По этой схеме наш рейс тоже считается дневным. Но если Москва-Барнаул-Москва по факту с грехом пополам ещё как-то укладывается в увеличенную норму, то рейсы в Ош часто выполняются с задержкой. Как следствие, фактически отработанная смена регулярно превышает плановые 13 часов. И это, опять же, полностью законно – согласно приказу 139 и трудовому кодексу.
Только вот в эти часы не включают дорожное время, которое экипаж проводит за рулём. Оно якобы должно учитываться во времени отдыха между сменами – только о такой практике мне слышать не доводилось. А чтобы уложиться в нормы, приходится порой выкидывать время стоянки, расписав её как обед.

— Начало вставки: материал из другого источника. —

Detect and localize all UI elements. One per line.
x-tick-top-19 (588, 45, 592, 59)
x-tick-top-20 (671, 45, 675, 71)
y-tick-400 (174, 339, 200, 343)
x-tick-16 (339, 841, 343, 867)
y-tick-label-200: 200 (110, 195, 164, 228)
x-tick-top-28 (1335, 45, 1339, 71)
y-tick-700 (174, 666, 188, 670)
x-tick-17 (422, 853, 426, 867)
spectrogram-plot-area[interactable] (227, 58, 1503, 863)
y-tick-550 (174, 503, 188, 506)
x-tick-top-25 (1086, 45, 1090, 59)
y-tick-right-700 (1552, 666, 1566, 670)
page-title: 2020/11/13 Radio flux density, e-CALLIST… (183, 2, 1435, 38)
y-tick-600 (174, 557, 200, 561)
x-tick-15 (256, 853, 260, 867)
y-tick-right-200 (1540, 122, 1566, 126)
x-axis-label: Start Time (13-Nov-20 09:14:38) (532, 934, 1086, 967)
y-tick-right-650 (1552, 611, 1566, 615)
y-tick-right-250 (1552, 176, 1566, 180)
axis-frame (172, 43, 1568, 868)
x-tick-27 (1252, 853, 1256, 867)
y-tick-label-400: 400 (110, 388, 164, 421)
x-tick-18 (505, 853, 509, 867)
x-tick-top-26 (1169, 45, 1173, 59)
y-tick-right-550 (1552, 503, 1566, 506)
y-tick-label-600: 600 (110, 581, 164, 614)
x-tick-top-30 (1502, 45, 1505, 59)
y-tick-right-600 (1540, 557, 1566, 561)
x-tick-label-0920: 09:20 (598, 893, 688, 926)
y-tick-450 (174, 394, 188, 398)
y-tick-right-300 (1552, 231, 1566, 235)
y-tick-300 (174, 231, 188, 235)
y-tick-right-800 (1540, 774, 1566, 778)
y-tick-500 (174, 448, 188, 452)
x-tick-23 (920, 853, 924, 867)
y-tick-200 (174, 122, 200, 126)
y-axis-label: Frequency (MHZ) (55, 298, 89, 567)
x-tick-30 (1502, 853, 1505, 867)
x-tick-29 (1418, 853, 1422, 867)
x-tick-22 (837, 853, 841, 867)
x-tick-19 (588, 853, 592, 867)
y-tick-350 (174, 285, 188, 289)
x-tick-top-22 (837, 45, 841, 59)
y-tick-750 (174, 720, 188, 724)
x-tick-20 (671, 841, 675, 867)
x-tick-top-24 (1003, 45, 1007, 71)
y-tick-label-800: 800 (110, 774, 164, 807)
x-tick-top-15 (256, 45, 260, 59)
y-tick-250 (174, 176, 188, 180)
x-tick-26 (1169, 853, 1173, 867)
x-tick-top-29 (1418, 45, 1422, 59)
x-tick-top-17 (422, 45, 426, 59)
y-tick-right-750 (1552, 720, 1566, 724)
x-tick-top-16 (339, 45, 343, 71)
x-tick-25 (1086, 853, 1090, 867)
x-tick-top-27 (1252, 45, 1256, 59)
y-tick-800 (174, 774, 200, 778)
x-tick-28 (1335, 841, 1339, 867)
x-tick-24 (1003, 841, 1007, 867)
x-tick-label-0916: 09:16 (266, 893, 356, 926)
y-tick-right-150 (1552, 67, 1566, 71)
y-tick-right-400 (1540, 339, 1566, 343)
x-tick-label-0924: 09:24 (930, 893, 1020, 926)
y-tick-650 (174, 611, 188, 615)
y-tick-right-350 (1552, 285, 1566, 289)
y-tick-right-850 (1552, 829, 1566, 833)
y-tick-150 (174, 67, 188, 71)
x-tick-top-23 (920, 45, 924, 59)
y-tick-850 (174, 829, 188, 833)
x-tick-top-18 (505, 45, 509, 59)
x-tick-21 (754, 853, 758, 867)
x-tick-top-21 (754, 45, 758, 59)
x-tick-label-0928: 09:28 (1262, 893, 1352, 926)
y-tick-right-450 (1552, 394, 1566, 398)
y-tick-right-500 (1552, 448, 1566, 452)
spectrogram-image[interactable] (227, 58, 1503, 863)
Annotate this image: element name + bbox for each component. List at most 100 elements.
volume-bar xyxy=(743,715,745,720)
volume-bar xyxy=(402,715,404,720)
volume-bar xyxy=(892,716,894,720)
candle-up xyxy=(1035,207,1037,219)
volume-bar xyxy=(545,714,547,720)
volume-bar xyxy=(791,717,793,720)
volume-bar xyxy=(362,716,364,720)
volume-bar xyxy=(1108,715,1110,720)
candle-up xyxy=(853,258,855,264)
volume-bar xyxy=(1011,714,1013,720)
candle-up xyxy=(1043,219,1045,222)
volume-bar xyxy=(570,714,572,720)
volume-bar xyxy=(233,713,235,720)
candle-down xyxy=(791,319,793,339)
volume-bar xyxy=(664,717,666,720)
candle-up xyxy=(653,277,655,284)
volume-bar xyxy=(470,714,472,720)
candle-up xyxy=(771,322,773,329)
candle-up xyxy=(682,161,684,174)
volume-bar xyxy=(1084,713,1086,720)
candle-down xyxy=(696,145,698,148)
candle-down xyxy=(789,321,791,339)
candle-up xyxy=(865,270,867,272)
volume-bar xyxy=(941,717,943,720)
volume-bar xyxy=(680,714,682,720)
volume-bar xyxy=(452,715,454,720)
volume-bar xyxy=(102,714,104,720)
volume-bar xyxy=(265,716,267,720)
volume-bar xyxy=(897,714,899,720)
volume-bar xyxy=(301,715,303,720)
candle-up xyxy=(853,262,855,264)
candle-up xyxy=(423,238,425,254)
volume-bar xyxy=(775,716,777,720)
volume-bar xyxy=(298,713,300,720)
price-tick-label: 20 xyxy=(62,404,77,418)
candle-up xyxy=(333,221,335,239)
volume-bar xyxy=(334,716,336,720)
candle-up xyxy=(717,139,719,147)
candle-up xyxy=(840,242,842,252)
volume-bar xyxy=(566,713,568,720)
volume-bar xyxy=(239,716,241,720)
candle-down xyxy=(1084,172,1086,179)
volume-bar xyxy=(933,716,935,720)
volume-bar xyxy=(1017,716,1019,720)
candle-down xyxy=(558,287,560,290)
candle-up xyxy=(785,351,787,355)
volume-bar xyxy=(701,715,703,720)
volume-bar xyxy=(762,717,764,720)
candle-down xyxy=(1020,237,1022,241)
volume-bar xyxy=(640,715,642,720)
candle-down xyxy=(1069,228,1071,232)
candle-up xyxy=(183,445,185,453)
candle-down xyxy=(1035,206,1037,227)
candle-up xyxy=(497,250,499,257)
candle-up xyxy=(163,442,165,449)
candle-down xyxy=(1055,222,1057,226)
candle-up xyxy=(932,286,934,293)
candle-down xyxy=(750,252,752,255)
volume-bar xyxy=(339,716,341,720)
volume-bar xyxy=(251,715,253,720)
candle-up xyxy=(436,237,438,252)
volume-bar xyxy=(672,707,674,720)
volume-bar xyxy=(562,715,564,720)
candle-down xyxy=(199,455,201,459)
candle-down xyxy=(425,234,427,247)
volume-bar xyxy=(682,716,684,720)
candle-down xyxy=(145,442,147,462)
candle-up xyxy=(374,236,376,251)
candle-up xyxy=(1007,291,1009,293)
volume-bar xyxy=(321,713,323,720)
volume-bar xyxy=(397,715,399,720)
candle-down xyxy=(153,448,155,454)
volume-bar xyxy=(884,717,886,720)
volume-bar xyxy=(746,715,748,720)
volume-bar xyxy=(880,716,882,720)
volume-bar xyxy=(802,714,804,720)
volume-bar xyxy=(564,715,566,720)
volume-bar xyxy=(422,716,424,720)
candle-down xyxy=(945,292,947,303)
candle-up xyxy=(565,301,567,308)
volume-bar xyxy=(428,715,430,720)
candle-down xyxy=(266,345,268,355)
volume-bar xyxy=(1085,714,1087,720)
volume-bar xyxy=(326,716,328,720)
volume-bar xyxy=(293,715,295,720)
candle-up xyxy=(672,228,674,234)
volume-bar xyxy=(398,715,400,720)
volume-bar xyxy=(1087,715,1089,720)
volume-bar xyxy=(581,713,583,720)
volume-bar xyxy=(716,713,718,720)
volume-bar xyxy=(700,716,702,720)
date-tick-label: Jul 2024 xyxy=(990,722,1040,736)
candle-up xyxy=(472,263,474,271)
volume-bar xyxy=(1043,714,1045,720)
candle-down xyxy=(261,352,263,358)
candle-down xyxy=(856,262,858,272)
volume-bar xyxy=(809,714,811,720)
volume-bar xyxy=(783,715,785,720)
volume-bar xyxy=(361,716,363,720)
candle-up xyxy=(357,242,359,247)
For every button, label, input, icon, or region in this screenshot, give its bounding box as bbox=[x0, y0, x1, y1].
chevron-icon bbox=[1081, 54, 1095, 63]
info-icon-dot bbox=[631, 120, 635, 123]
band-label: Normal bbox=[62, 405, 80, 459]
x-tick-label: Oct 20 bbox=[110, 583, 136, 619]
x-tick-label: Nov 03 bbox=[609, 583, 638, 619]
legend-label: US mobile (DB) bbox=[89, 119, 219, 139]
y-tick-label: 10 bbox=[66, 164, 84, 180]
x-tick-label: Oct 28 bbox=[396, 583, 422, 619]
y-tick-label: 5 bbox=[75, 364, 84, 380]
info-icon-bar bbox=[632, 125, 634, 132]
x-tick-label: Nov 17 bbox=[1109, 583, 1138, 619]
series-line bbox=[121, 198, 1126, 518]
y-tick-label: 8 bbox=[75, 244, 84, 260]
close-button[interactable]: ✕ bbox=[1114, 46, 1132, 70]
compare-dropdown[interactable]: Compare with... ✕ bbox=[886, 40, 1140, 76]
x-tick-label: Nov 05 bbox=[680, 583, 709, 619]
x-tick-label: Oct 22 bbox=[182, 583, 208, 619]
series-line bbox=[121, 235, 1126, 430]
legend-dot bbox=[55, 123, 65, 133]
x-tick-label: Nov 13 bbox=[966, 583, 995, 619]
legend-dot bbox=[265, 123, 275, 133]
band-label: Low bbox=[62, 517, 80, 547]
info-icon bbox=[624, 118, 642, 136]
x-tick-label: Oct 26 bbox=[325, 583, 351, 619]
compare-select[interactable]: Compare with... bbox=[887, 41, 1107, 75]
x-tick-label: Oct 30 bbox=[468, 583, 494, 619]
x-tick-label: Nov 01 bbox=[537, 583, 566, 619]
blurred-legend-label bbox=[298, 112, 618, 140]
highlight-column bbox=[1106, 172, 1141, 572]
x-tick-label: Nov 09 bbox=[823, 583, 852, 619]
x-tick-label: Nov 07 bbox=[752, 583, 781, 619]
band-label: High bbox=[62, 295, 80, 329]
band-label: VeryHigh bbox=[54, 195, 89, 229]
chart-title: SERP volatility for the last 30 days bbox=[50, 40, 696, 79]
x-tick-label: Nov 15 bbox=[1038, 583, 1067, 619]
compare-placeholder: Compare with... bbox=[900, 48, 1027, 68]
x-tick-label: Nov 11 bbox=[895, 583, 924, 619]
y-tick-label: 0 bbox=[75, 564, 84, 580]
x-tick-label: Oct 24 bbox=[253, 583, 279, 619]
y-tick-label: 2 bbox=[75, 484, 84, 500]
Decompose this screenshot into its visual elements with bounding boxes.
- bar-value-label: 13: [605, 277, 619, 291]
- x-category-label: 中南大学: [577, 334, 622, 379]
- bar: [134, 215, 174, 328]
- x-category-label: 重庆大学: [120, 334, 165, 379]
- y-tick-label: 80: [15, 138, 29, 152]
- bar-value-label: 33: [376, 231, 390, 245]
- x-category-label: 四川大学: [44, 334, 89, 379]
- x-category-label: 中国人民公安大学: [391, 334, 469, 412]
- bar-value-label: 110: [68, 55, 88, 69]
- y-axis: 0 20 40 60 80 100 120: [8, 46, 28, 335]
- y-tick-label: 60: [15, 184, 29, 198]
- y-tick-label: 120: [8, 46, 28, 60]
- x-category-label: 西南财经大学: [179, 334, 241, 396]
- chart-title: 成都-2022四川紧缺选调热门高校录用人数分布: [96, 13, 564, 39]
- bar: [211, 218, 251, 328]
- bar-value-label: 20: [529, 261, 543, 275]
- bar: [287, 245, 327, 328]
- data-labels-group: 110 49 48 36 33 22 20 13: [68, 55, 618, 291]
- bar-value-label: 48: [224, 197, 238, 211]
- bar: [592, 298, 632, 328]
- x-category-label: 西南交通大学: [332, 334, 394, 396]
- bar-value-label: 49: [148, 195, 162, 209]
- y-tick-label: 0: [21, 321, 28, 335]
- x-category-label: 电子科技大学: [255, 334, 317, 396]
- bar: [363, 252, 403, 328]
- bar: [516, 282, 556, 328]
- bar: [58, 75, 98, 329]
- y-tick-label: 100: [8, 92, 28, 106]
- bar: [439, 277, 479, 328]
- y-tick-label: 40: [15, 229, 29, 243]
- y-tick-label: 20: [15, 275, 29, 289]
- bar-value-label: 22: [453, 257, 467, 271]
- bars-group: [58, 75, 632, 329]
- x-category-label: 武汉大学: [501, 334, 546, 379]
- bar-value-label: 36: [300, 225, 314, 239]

Мол, обедали – значит, не работали. Отдыхали.
Комар носа не подточит!
Та же история с «дневным» ночным разворотным Красноярском.
А вот и мой второй пилот подошёл. Здороваемся.
Алексей не так давно пришел в компанию. Он является представителем «трансаэровской группировки», коих в нашем не очень большом «Глобусе» уже достаточно много.
…Посчастливилось Алексею как-то слетать с одним товарищем ещё той, советской, закалки. Ну, вы поняли, надеюсь, что я имею в виду36. Чуть позже у меня был разговор с «товарищем» как раз по поводу этого рейса. С его точки зрения полёт получился… не очень. Мол, какой-то этот Алексей неправильный. Летает как-то небезопасно, да ещё и языкастый больно. Имея определённый опыт выживания в среде динозавров, я выслушал одну сторону и захотелось узнать мнение бедолаги-пилота, прежде чем делать выводы.
Увы, далеко не все представители старой закалки являются людьми, открытыми для обмена мнениями с коллегой по кабине. Не каждый из этих людей, находящихся в почтенном по авиационным меркам возрасте, может адекватно отнестись к тому факту, что у молодого второго пилота есть своё, отличное от «ветерана» мнение на тот или иной эпизод в работе. «Ветеранов» сложно убедить в чём-то, что не сочетается с их взглядами на выполнение полёта, даже если взгляды эти вступают в противоречие с документами, изданными производителем самолёта.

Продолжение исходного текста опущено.